Bowman immediately contacted a doctor, and one told him “a concussion fights dirty”.

“The recovery was definitely different from what I would have assumed for concussions,” Bowman said. “I got back into my regular routine of training pretty quickly and just added things for my ocular and vestibular systems to try to catch them back up. So, it was a long process and a couple of flights back-and-forth to Pittsburgh to see the guys up there.”

Bowman said he received more text messages and advice than he knew what to do with, and he’s been training harder than ever the last couple of weeks. 

“I’m probably in a better spot (physically) than I was before I crashed,” Bowman said. “It was pretty difficult (to get to this point).
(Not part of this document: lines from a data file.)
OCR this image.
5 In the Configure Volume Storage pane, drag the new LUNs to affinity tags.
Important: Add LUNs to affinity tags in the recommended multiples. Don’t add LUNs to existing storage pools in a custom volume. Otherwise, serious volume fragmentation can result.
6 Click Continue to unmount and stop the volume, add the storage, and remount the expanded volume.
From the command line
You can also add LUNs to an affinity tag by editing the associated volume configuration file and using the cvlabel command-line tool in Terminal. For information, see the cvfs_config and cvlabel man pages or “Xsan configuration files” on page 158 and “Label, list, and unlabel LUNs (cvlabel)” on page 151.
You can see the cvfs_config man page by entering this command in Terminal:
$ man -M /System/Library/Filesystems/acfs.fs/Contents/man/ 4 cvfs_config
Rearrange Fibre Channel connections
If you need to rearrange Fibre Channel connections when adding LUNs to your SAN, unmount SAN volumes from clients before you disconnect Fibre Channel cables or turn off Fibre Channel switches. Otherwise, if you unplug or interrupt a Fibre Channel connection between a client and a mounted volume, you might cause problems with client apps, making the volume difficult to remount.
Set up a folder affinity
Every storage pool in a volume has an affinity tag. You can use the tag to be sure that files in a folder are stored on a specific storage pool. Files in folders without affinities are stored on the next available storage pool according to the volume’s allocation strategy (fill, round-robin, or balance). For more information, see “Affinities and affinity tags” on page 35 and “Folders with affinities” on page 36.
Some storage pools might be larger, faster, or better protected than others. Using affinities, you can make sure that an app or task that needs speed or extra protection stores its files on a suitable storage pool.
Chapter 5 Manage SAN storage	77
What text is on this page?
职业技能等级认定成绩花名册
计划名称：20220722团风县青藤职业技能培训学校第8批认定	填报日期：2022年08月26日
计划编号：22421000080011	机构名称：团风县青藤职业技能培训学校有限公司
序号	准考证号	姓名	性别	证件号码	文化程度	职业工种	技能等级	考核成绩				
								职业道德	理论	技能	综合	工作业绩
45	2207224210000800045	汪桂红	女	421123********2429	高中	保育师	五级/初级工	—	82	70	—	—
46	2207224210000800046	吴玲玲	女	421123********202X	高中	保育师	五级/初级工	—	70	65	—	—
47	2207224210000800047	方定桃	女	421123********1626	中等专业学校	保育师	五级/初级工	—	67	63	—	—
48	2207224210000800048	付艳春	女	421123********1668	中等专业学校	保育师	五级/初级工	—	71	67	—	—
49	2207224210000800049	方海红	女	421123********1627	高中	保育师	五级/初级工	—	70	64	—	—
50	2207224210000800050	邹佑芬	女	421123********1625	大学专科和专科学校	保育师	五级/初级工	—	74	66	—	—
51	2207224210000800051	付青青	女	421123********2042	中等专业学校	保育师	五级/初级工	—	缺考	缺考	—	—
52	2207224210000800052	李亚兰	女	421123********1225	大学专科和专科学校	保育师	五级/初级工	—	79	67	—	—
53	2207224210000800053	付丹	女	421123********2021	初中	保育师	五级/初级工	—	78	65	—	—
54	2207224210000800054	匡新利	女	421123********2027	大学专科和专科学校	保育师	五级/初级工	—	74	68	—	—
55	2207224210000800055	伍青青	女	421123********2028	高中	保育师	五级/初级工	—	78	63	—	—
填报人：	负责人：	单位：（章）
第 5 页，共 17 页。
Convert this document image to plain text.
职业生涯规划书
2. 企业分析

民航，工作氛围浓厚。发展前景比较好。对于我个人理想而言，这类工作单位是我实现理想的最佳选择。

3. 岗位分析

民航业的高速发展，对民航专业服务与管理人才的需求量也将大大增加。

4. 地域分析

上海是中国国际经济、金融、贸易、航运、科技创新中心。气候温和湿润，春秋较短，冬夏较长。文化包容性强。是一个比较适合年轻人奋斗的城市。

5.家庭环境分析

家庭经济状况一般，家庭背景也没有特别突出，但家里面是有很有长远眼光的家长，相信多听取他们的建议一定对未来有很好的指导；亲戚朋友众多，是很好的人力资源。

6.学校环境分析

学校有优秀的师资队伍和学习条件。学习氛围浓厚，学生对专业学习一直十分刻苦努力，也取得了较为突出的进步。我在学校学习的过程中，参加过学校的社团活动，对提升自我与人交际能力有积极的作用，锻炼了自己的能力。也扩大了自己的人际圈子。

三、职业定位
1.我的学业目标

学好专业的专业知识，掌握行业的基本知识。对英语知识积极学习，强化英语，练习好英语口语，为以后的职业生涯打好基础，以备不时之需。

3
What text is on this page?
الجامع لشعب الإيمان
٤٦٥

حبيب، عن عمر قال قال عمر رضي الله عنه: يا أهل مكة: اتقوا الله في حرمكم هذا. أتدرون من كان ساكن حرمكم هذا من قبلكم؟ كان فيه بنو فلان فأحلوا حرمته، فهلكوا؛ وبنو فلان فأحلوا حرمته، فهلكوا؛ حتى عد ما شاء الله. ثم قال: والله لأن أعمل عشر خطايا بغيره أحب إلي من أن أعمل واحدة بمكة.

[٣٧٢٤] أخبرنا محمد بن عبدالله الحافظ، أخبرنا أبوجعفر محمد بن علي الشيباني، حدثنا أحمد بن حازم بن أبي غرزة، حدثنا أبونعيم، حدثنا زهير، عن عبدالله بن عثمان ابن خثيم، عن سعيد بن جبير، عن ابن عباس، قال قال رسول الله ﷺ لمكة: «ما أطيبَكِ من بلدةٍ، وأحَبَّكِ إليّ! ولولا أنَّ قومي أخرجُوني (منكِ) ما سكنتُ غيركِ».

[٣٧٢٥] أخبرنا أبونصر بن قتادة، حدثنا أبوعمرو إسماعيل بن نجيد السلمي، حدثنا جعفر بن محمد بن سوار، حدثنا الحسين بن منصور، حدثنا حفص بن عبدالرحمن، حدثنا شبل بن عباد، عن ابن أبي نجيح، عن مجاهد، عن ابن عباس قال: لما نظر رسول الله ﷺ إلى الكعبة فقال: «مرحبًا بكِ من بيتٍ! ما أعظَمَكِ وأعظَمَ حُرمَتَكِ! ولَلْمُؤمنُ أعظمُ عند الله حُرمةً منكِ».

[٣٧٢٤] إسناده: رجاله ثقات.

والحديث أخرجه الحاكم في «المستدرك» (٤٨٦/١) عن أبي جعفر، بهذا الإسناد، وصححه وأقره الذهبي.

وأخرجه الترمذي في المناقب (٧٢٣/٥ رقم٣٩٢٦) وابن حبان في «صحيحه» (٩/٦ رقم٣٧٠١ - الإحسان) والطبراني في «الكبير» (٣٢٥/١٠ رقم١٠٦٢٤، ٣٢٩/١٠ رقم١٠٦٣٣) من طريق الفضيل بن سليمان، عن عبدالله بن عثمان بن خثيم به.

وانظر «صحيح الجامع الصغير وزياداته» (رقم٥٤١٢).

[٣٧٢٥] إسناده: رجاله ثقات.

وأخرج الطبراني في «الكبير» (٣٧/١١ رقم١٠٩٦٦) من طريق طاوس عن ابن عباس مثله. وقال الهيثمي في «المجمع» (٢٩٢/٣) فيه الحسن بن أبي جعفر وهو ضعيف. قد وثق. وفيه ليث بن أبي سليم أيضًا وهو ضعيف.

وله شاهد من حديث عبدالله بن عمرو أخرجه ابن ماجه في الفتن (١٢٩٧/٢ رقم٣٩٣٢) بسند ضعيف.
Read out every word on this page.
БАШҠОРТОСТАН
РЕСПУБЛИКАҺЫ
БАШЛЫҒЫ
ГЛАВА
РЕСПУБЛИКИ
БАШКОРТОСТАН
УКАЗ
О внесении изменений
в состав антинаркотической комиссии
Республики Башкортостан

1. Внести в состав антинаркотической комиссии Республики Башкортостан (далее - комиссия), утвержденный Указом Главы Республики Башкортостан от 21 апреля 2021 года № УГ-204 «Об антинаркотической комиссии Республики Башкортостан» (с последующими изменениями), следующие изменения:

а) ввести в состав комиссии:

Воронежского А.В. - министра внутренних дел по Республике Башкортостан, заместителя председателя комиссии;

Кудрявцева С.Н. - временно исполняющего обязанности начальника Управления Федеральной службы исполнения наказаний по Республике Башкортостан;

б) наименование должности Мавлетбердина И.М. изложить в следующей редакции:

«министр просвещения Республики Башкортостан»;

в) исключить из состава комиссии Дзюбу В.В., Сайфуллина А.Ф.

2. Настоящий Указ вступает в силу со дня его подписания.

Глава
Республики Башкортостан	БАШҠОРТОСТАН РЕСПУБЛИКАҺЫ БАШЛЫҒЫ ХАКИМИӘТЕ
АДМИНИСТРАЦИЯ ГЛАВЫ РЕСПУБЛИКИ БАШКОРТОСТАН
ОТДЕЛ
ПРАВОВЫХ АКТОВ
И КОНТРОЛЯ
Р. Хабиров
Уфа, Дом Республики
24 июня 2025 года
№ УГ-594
It was 6 a.m. workouts every day, followed by a 9 a.m. workout every day. If I didn’t have the possibility to get back this year, it would have been easier to kind of push those things off and not work as hard.”  

Bowman said the toughest part of his recovery was watching someone else drive his No. 48 Hendrick Motorsports Chevrolet. Noah Gragson substituted for Bowman; however, Bowman continued to attend team meetings and be in the shop.

“At first you kind of feel not forgotten about, but just weird not going to the race track,” Bowman said. “All I’ve ever known is racing. It’s weird driving around and realizing there are people that don’t know a NASCAR race is going on.”

After being cleared to race, Bowman, who’s from Tucson, Ariz., said there were two reasons he wanted to return at Phoenix. He wanted to be there for crew chief Greg Ives’ last race, and he wanted to enter the off-season with confidence. 

“I don’t want to sit all off-season questioning it,” Bowman said.  

Hendrick Motorsports President and General Manager Jeff Andrews said the organization has already made changes to its drivers’ seats and headrests based on what they learned from Bowman’s Texas crash.